A zero crossing rate measuring unit measuring a zero crossing rate from an input signal; An average sound pressure measuring unit measuring an average sound pressure in the input signal; Speech recognition system, characterized in that composed of a silent section extraction unit for receiving the zero crossing rate, average sound pressure, pitch position information and outputs silent section information.

The method of claim 1, wherein the unvoiced identifier

An unvoiced sound classifier which receives an audio signal and pitch position information and extracts an unvoiced sound signal from the unvoiced sound section; An unvoiced feature extractor for extracting unvoiced feature vectors by analyzing voice signals of unvoiced sections, dividing unvoiced sounds into friction sounds, burst sounds, nasal sounds, etc .; A voice recognition system comprising: an unvoiced feature comparator for comparing unvoiced feature vectors with unvoiced standard data to determine unvoiced strings.

An impulse train generator for generating an impulse train of a predetermined channel based on the output of the waveform simplification filter;

11. The pitch detector of claim 10, wherein the waveform simplification filter is implemented as an arithmetic mean filter.

The method of claim 10, wherein the pitch selector

When the impulse train generator generates an impulse train of 6 channels,

Selection Rule 1: Impulse of channel 2 exists at the current data position, at least one impulse exists between channel 1 and channel 3, and at least three impulses of channels 4 to 6 between the previously selected pitch point and the current position.

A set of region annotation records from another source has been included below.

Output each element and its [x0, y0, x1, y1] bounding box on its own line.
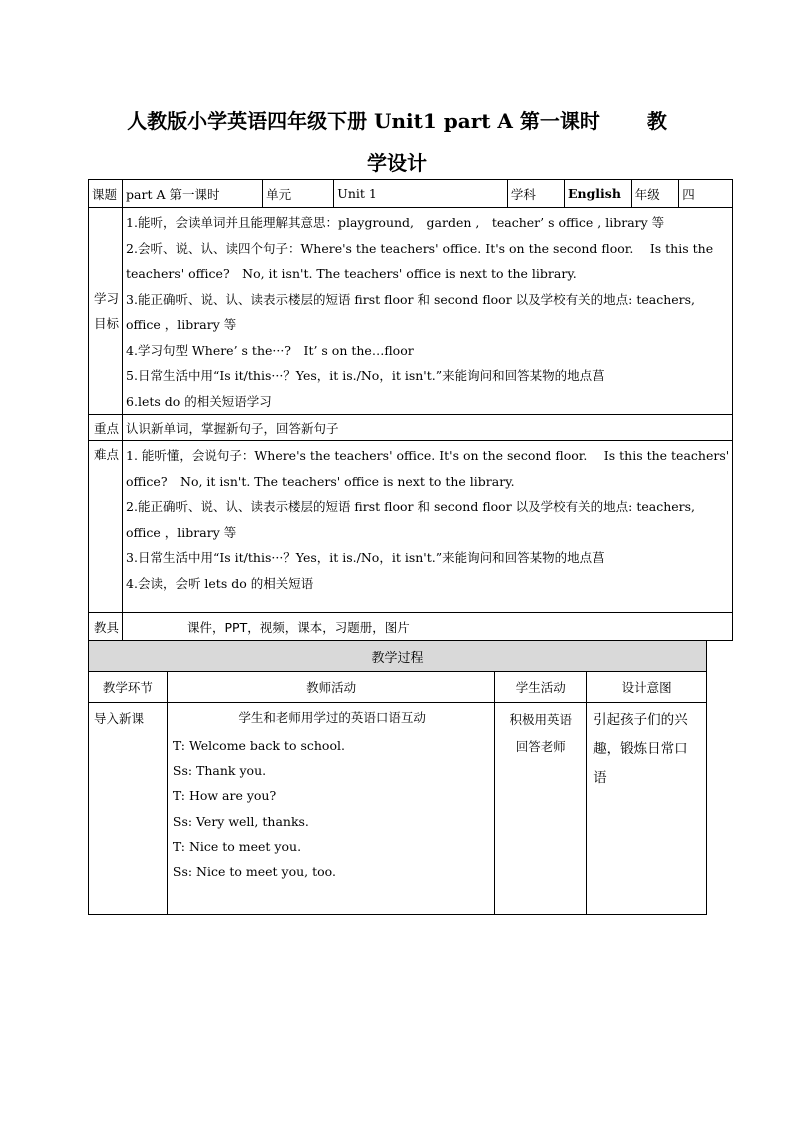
- aids-row: [89, 613, 733, 641]
- objectives-label: [89, 208, 123, 415]
- grade-value: 四: [679, 180, 733, 208]
- objective-line: teachers' office? No, it isn't. The teachers' office is next to the library.: [126, 266, 577, 281]
- dialogue-line: Ss: Thank you.: [172, 763, 267, 779]
- title-line-1: 人教版小学英语四年级下册 Unit1 part A 第一课时 教: [127, 109, 667, 133]
- grade-label: 年级: [631, 180, 678, 208]
- difficulties-row: [89, 441, 733, 613]
- objective-line: 5.日常生活中用“Is it/this···？Yes，it is./No，it isn't.”来能询问和回答某物的地点菖: [126, 368, 605, 383]
- dialogue-line: T: Nice to meet you.: [172, 838, 302, 854]
- key-points-value: 认识新单词，掌握新句子，回答新句子: [123, 415, 733, 441]
- purpose-line: 引起孩子们的兴: [593, 712, 688, 728]
- purpose-line: 语: [593, 770, 607, 786]
- objective-line: 1.能听，会读单词并且能理解其意思：playground, garden , teacher’ s office , library 等: [126, 215, 665, 230]
- column-stage: 教学环节: [89, 672, 168, 703]
- process-header: 教学过程: [89, 641, 707, 672]
- objective-line: 3.能正确听、说、认、读表示楼层的短语 first floor 和 second floor 以及学校有关的地点: teachers,: [126, 291, 696, 307]
- topic-label: 课题: [89, 180, 123, 208]
- objectives-row: [89, 208, 733, 415]
- purpose-line: 趣，锻炼日常口: [593, 741, 688, 757]
- objective-line: 2.会听、说、认、读四个句子：Where's the teachers' office. It's on the second floor. Is this the: [126, 240, 714, 256]
- info-row: [89, 180, 733, 208]
- objectives-content: [123, 208, 733, 415]
- aids-value: 课件，PPT，视频，课本，习题册，图片: [123, 613, 733, 641]
- process-header-row: [89, 641, 707, 672]
- difficulties-content: [123, 441, 733, 613]
- student-line: 积极用英语: [509, 712, 572, 727]
- title-line-2: 学设计: [367, 151, 427, 175]
- difficulty-line: 1. 能听懂，会说句子：Where's the teachers' office. It's on the second floor. Is this the teachers': [126, 448, 730, 463]
- aids-label: 教具: [89, 613, 123, 641]
- column-teacher-activity: 教师活动: [167, 672, 494, 703]
- stage-cell: 导入新课: [89, 703, 168, 915]
- teaching-process-table: [88, 640, 707, 915]
- column-design-purpose: 设计意图: [587, 672, 707, 703]
- dialogue-line: Ss: Very well, thanks.: [172, 813, 309, 829]
- unit-value: Unit 1: [334, 180, 508, 208]
- teacher-activity-cell: [167, 703, 494, 915]
- student-activity-cell: [495, 703, 587, 915]
- key-points-label: 重点: [89, 415, 123, 441]
- student-line: 回答老师: [515, 739, 566, 754]
- subject-label: 学科: [507, 180, 564, 208]
- teacher-intro: 学生和老师用学过的英语口语互动: [238, 710, 426, 725]
- difficulty-line: 3.日常生活中用“Is it/this···？Yes，it is./No，it isn't.”来能询问和回答某物的地点菖: [126, 550, 605, 565]
- table-row: [89, 703, 707, 915]
- topic-value: part A 第一课时: [123, 180, 263, 208]
- difficulties-label: 难点: [89, 441, 123, 613]
- document-title: [0, 100, 794, 184]
- unit-label: 单元: [263, 180, 334, 208]
- objectives-label-line-2: 目标: [94, 316, 120, 331]
- difficulty-line: office ，library 等: [126, 524, 237, 540]
- subject-value: English: [564, 180, 631, 208]
- design-purpose-cell: [587, 703, 707, 915]
- key-points-row: [89, 415, 733, 441]
- objective-line: 4.学习句型 Where’ s the···? It’ s on the…floor: [126, 342, 414, 358]
- process-columns-row: [89, 672, 707, 703]
- objective-line: 6.lets do 的相关短语学习: [126, 393, 272, 409]
- dialogue-line: T: How are you?: [172, 788, 277, 804]
- objective-line: office ，library 等: [126, 317, 237, 332]
- column-student-activity: 学生活动: [495, 672, 587, 703]
- difficulty-line: 4.会读，会听 lets do 的相关短语: [126, 575, 314, 591]
- dialogue-line: Ss: Nice to meet you, too.: [172, 864, 336, 880]
- difficulty-line: office? No, it isn't. The teachers' office is next to the library.: [126, 473, 515, 489]
- lesson-info-table: [88, 179, 733, 641]
- difficulty-line: 2.能正确听、说、认、读表示楼层的短语 first floor 和 second floor 以及学校有关的地点: teachers,: [126, 499, 696, 514]
- objectives-label-line-1: 学习: [94, 290, 120, 306]
- dialogue-line: T: Welcome back to school.: [172, 738, 345, 753]
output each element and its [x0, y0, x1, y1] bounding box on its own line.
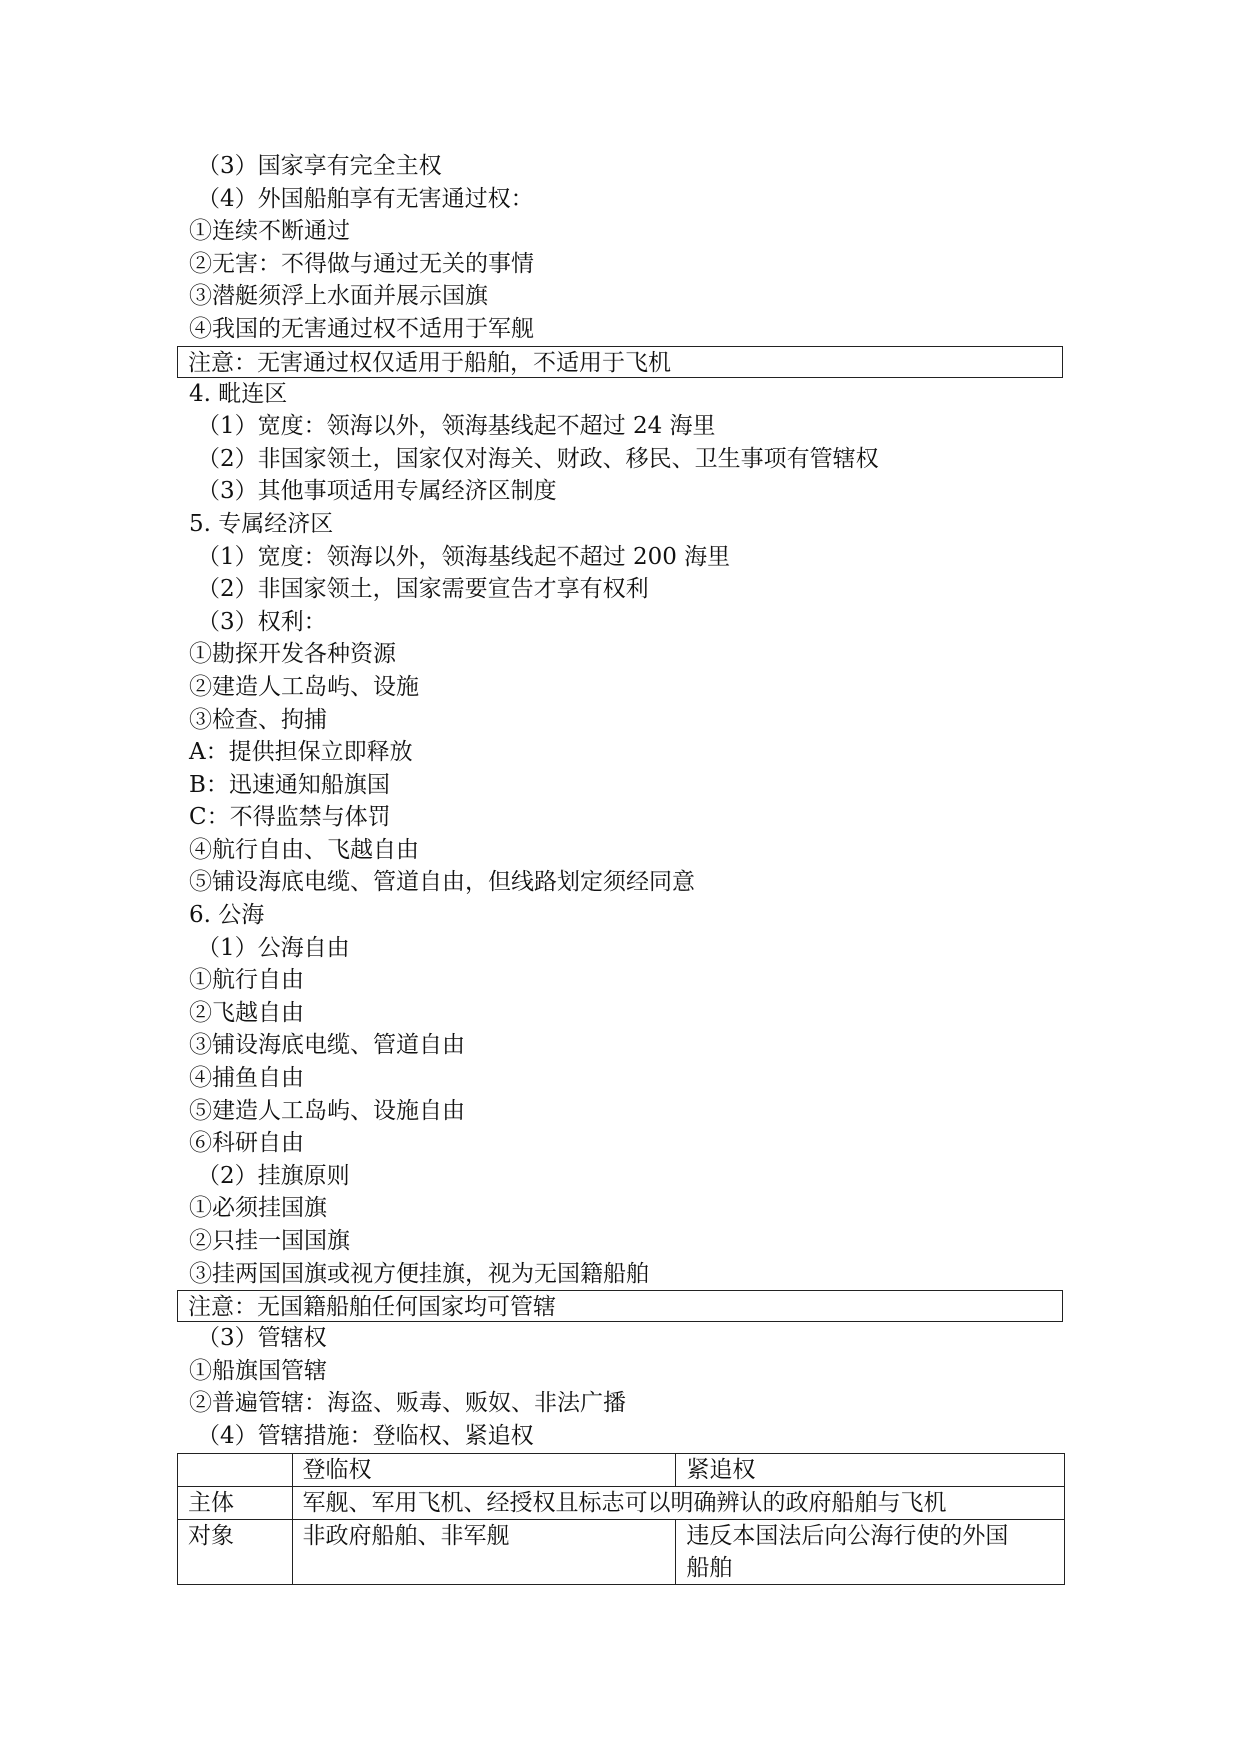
text-line: （2）非国家领土，国家仅对海关、财政、移民、卫生事项有管辖权 [197, 445, 879, 472]
table-row-object [178, 1519, 1065, 1584]
text-line: ③潜艇须浮上水面并展示国旗 [189, 283, 488, 310]
jurisdiction-section [189, 1322, 1065, 1452]
text-line: ③铺设海底电缆、管道自由 [189, 1032, 465, 1059]
text-line: （2）非国家领土，国家需要宣告才享有权利 [197, 576, 649, 603]
document-body [189, 150, 1065, 1585]
table-row-label: 对象 [178, 1519, 293, 1584]
text-line: （1）公海自由 [197, 934, 350, 961]
text-line: B：迅速通知船旗国 [189, 771, 390, 798]
text-line: （2）挂旗原则 [197, 1162, 350, 1189]
text-line: 5. 专属经济区 [189, 510, 334, 537]
text-line: （3）国家享有完全主权 [197, 153, 442, 179]
table-row-label: 主体 [178, 1486, 293, 1519]
text-line: ②只挂一国国旗 [189, 1228, 350, 1254]
text-line: ③挂两国国旗或视方便挂旗，视为无国籍船舶 [189, 1260, 649, 1287]
text-line: ①连续不断通过 [189, 218, 350, 245]
text-line: （1）宽度：领海以外，领海基线起不超过 200 海里 [197, 543, 731, 570]
table-cell-line: 船舶 [686, 1554, 733, 1581]
text-line: （4）外国船舶享有无害通过权： [197, 185, 534, 212]
text-line: ④航行自由、飞越自由 [189, 836, 419, 863]
text-line: ⑤建造人工岛屿、设施自由 [189, 1097, 465, 1124]
text-line: （3）其他事项适用专属经济区制度 [197, 478, 557, 505]
text-line: ⑥科研自由 [189, 1130, 304, 1157]
table-header-row [178, 1453, 1065, 1486]
text-line: ①必须挂国旗 [189, 1195, 327, 1222]
text-line: ②建造人工岛屿、设施 [189, 673, 419, 700]
table-cell: 非政府船舶、非军舰 [292, 1519, 676, 1584]
jurisdiction-measures-table [177, 1453, 1065, 1585]
text-line: （1）宽度：领海以外，领海基线起不超过 24 海里 [197, 413, 716, 440]
table-row-subject [178, 1486, 1065, 1519]
text-line: 4. 毗连区 [189, 380, 288, 407]
table-cell-merged: 军舰、军用飞机、经授权且标志可以明确辨认的政府船舶与飞机 [292, 1486, 1064, 1519]
text-line: ②无害：不得做与通过无关的事情 [189, 250, 534, 277]
text-line: C：不得监禁与体罚 [189, 804, 391, 831]
text-line: A：提供担保立即释放 [189, 739, 413, 766]
text-line: 6. 公海 [189, 902, 265, 929]
note-innocent-passage: 注意：无害通过权仅适用于船舶，不适用于飞机 [177, 346, 1063, 378]
table-cell-line: 违反本国法后向公海行使的外国 [686, 1522, 1009, 1549]
text-line: ④我国的无害通过权不适用于军舰 [189, 315, 534, 342]
table-header-cell: 登临权 [292, 1453, 676, 1486]
note-stateless-vessels: 注意：无国籍船舶任何国家均可管辖 [177, 1290, 1063, 1322]
text-line: ⑤铺设海底电缆、管道自由，但线路划定须经同意 [189, 869, 695, 896]
territorial-sea-section [189, 150, 1065, 346]
zones-section [189, 378, 1065, 1291]
text-line: ②普遍管辖：海盗、贩毒、贩奴、非法广播 [189, 1390, 626, 1417]
text-line: ④捕鱼自由 [189, 1065, 304, 1092]
text-line: ①船旗国管辖 [189, 1357, 327, 1384]
text-line: ②飞越自由 [189, 999, 304, 1026]
table-header-cell [178, 1453, 293, 1486]
text-line: ①航行自由 [189, 967, 304, 994]
text-line: （3）管辖权 [197, 1325, 327, 1352]
text-line: （4）管辖措施：登临权、紧追权 [197, 1422, 534, 1449]
text-line: （3）权利： [197, 608, 327, 635]
table-header-cell: 紧追权 [676, 1453, 1065, 1486]
text-line: ③检查、拘捕 [189, 706, 327, 733]
table-cell [676, 1519, 1065, 1584]
text-line: ①勘探开发各种资源 [189, 641, 396, 668]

If present, select the current position as the pitch point,

Selection Rule 2: Impulses of channels 4 to 6 appear at the current data position, an impulse of channel 2 exists between the previous pitch point and the current position, and channels 4 to 6 between the channel 2 impulse and the previously selected pitch point. If there are two or more impulses, select the position of the channel 2 impulse as the pitch point,

Selection Rule 3: There is an impulse of channel 4 at the current data position, at least one impulse among channels 5 and 6, a pitch point candidate exists between the previously selected pitch point and the current position, and the pitch point candidate And if more than two impulses of channels 4 to 6 exist between the previously selected pitch points, the pitch detector is selected as the pitch point.

In the speech text conversion (STT) method of receiving a voice signal and generating a character string corresponding to the voice signal,

Detecting a pitch from the input voice signal;

Analyzing the detected pitch position information and a voice signal to set a pitch section, a silent section, and an unvoiced section;

Discriminating voiced phonemes by comparing one period pitch pattern in the pitch period with predetermined standard data;

Discriminating unvoiced phonemes by comparing one period pitch pattern in the unvoiced sound interval with predetermined standard data; And

And combining the determined voiced phones and unvoiced phones according to a predetermined rule to generate single syllables.

15. The voice recognition method of claim 13, further comprising: setting a weak pitch section after the pitch section, and determining a voiced consonant coming into the final pitch from the weak pitch section.